Kerrigan turned the knob and pushed the door open, throwing her light through the space. Sconces leaped to life, revealing the first floor. Her breath caught. The townhouse was empty of furniture. Just an open living room with oak hardwood floor. The dining room had metal sconces with enough room for a table and chairs. Nothing formal could fit in the space. She moved forward and found a small kitchen area and a first-floor toilet.

She followed the stairs at the back of the house to the second floor. There were three bedrooms. The first two were as bare as the downstairs. Big enough for a bed and dressers. For them to have visitors or even a small training room. Maybe a study for all of Fordham’s broody-boy poetry.

But the final room wasn’t empty.

Her breath caught when she walked inside and saw the enormous bed taking up the majority of the space. It was the only thing in the room. A glorious bed with black silk sheets and a comforter and about a thousand pillows.
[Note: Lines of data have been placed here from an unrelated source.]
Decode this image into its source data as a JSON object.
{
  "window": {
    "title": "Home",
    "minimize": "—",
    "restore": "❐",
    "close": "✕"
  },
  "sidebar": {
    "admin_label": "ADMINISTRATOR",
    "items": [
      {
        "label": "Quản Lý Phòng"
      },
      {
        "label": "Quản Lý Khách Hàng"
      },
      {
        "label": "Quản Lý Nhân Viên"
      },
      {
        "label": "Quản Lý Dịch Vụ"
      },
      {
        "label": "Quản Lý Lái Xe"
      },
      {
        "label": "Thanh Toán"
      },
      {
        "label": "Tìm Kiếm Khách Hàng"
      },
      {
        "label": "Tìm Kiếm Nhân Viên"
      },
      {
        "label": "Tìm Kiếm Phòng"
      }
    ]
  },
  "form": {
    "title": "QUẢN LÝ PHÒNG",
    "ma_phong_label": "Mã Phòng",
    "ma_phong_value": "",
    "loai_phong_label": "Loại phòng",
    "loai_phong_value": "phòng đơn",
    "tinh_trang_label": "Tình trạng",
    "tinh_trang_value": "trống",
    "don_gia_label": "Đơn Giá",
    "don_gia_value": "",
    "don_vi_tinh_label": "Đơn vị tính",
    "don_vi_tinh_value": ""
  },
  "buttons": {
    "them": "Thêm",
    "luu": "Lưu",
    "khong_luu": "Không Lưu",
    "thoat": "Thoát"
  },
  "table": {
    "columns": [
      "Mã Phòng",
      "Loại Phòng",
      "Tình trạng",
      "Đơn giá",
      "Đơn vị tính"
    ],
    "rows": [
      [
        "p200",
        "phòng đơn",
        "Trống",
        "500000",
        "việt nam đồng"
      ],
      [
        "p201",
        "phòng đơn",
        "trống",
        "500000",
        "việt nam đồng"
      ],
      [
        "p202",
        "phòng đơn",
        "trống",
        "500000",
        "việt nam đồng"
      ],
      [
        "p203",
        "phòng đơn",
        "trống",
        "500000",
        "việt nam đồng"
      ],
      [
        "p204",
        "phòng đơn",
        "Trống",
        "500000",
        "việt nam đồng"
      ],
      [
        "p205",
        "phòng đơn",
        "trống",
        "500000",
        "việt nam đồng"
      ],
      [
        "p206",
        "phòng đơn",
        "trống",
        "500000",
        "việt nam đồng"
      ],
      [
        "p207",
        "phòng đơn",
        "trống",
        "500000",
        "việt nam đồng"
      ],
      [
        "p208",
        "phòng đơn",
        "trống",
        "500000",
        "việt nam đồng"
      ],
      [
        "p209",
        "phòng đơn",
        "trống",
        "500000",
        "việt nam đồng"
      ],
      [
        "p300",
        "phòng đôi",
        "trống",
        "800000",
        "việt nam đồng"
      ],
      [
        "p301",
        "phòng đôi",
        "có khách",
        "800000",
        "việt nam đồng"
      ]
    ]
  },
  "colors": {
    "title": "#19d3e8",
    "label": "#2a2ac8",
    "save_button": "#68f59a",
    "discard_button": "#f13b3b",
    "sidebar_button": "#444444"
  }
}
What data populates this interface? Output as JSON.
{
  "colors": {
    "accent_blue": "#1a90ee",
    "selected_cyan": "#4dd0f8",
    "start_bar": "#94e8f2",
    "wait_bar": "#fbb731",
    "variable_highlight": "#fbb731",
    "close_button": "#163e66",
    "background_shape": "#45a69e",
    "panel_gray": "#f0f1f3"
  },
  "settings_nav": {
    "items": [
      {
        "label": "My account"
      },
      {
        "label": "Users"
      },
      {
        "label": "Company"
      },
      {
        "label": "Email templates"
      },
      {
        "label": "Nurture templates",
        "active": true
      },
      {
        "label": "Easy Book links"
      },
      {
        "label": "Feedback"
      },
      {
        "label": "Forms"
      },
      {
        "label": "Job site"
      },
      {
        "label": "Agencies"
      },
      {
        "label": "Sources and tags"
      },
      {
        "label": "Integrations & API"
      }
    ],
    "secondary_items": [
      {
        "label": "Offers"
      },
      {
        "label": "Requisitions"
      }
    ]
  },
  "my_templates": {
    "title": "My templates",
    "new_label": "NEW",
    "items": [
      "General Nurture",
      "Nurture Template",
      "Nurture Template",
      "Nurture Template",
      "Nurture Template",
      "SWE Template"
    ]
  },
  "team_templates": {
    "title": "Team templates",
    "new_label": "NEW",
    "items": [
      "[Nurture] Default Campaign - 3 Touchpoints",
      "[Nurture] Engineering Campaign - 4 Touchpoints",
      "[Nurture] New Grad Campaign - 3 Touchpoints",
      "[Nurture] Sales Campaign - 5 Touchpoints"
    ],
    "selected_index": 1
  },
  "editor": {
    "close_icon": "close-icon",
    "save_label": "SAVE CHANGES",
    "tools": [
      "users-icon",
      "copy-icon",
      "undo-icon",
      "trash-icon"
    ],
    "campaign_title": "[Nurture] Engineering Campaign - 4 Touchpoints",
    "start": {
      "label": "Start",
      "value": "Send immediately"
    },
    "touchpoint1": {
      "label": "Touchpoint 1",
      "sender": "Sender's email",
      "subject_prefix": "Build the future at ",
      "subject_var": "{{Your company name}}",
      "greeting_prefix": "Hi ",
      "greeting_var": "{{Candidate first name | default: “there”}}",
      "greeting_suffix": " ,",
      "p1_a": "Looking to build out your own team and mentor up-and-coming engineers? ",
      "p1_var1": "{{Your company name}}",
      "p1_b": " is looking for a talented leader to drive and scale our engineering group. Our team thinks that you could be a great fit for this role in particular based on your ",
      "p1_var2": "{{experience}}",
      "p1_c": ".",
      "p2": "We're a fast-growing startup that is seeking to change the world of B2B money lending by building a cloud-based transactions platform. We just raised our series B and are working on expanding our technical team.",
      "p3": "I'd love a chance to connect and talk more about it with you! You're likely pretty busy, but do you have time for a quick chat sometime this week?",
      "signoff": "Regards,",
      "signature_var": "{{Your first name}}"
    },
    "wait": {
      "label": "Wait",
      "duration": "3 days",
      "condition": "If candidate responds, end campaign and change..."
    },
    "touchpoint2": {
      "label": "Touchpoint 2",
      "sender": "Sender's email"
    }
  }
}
It attached to a bathing chamber with a sunken pool and running water.

“I love it,” she whispered.

Fordham’s arms came around her waist, and he pressed a kiss to her shoulder. “Good. Because I want it to be our bed.”

“And here I thought, you wanted to court me properly,” she said, turning in his arms.

“Oh, I intend to.” He walked her backward until her knees hit the bedframe.

“You know proper gentlemen don’t bed their intended until the wedding night.”

“That ship has sailed already.” He kissed her hard and urgent, bending her backward toward the bed. His hands came up to grip her thighs and heft her up onto the bed.

She laughed. “So, you admit it? You’re not proper.”

“Give me tonight, and I promise to be proper in the morning.” He hiked her skirts up her thighs, his hands trailing over the bare milky skin. A kiss landed on her knee and then higher.

“Promise me something, Fordham,” she said as she sprawled open for him.

“Anything.”

“Never be proper.”

His laugh was primal as he buried his head between her legs, and she all but lost consciousness.